BGH, Beschl. vom 24.06.2015 – XII ZB 273/13, IPRspr 2015-9

Rechtsgebiete

Natürliche Personen → Namensrecht

Leitsatz

Lässt sich die effektive Staatsangehörigkeit eines 1984 in der Bundesrepublik Deutschland geborenen Kindes nicht ermitteln, ist gemäß Art. 5 II EGBGB (in der Fassung vom 25.7.1986) das Recht des gewöhnlichen Aufenthalts, mithin deutsches Recht, anzuwenden mit dem Ergebnis, dass entsprechend der tatsächlich erfolgten Eintragung gemäß § 1355 II 2 BGB (in der Fassung vom 14.6.1976) der Name des (hier: marokkanischen) Vaters maßgeblich war. [LS der Redaktion]

Rechtsnormen

BGB § 1355
EGBGB Art. 5; EGBGB Art. 10; EGBGB Art. 220
PStG § 47

Sachverhalt

Der Betroffene hat die Berichtigung seines Familiennamens beantragt. Er wurde 1984 in Hannover als Kind des marokkanischen Staatsangehörigen A. S. und der spanischen Staatsangehörigen M.-T. M. V. geboren. Die Eltern hatten 1977 geheiratet. Sie haben keine Erklärung zur Bestimmung des Ehenamens abgegeben. Ihre Ehe wurde 1995 geschieden. Ein 1974 vorehelich geborener erster Sohn der Eltern wurde zunächst mit dem Nachnamen der Mutter im Geburtenregister eingetragen. Nach der 1974 erfolgten Legitimationserklärung des Vaters und der Eheschließung der Eltern wurde als Randvermerk eingetragen, dass der Sohn die Rechtsstellung eines ehelichen Kindes erhält und den Familiennamen des Vaters trägt. Anlässlich der Geburt des Betroffenen wurde entspr. der schriftlichen Anzeige durch die Geburtsklinik der Name des Vaters, S., als Familienname des Betroffenen eingetragen. In Spanien wurde die Geburt des Betroffenen nachbeurkundet und ein zusammengesetzter Nachname, S. M., eingetragen. Die Reihenfolge der Namen wurde dort auf Antrag des Betroffenen umgekehrt und der Nachname in M. S. geändert.

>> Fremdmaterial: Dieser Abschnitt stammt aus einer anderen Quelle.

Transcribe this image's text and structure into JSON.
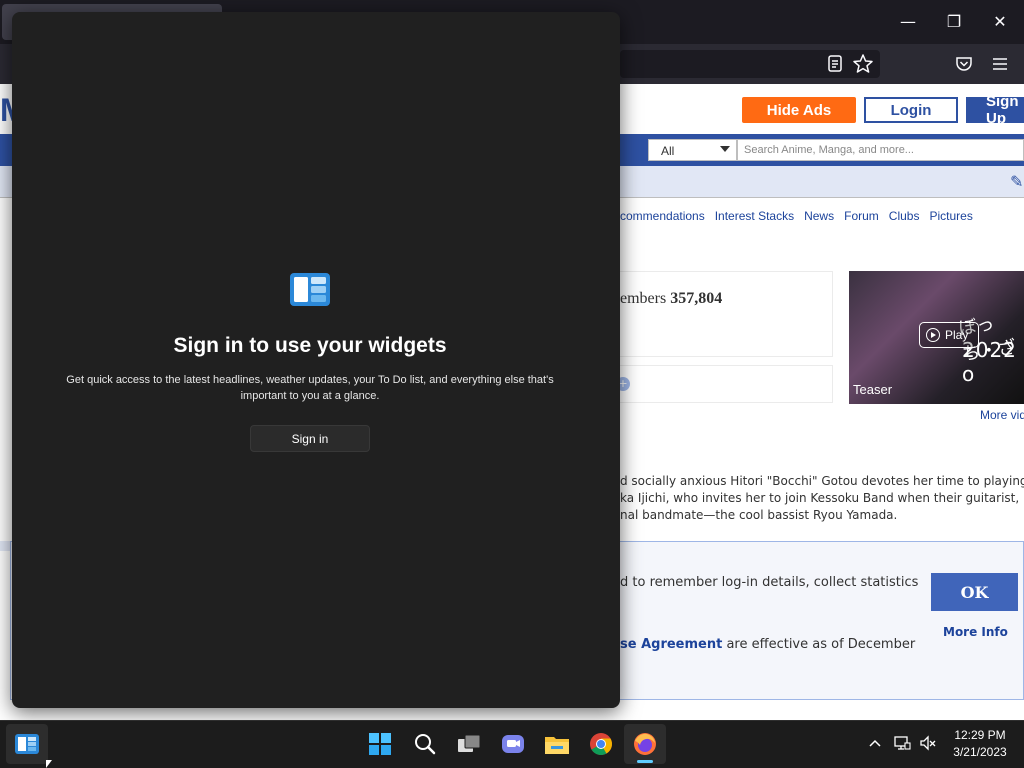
{
  "browser": {
    "window_controls": {
      "minimize": "—",
      "maximize": "❐",
      "close": "✕"
    }
  },
  "website": {
    "logo_letter": "M",
    "header_buttons": {
      "hide_ads": "Hide Ads",
      "login": "Login",
      "signup": "Sign Up"
    },
    "search": {
      "category": "All",
      "placeholder": "Search Anime, Manga, and more..."
    },
    "menu_links": [
      "commendations",
      "Interest Stacks",
      "News",
      "Forum",
      "Clubs",
      "Pictures"
    ],
    "stats": {
      "label": "embers",
      "value": "357,804"
    },
    "trailer": {
      "play_label": "Play",
      "teaser_label": "Teaser",
      "jp_text": "ぼっち・ざ",
      "year_text": "2022 o",
      "more_videos": "More vid"
    },
    "synopsis_lines": [
      "d socially anxious Hitori \"Bocchi\" Gotou devotes her time to playing the",
      "ka Ijichi, who invites her to join Kessoku Band when their guitarist, Iku",
      "nal bandmate—the cool bassist Ryou Yamada."
    ],
    "cookie_notice": {
      "line1": "d to remember log-in details, collect statistics",
      "line2_link": "se Agreement",
      "line2_rest": " are effective as of December",
      "ok_label": "OK",
      "more_info": "More Info"
    }
  },
  "widgets_panel": {
    "title": "Sign in to use your widgets",
    "description": "Get quick access to the latest headlines, weather updates, your To Do list, and everything else that's important to you at a glance.",
    "signin_label": "Sign in"
  },
  "taskbar": {
    "clock_time": "12:29 PM",
    "clock_date": "3/21/2023"
  }
}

Der Betroffene hat beim Standesamt unter Bezugnahme auf seine spanische Staatsangehörigkeit eine entsprechende Änderung seines Geburtseintrags beantragt. Das AG hat den Antrag zurückgewiesen. Die Beschwerde des Betroffenen ist vor dem OLG erfolglos geblieben. Dagegen richtet sich die zugelassene Rechtsbeschwerde des Betroffenen, mit welcher er seinen Antrag weiterverfolgt.

Aus den Entscheidungsgründen:

[6] II. ... 2. In der Sache bleibt die Rechtsbeschwerde ohne Erfolg.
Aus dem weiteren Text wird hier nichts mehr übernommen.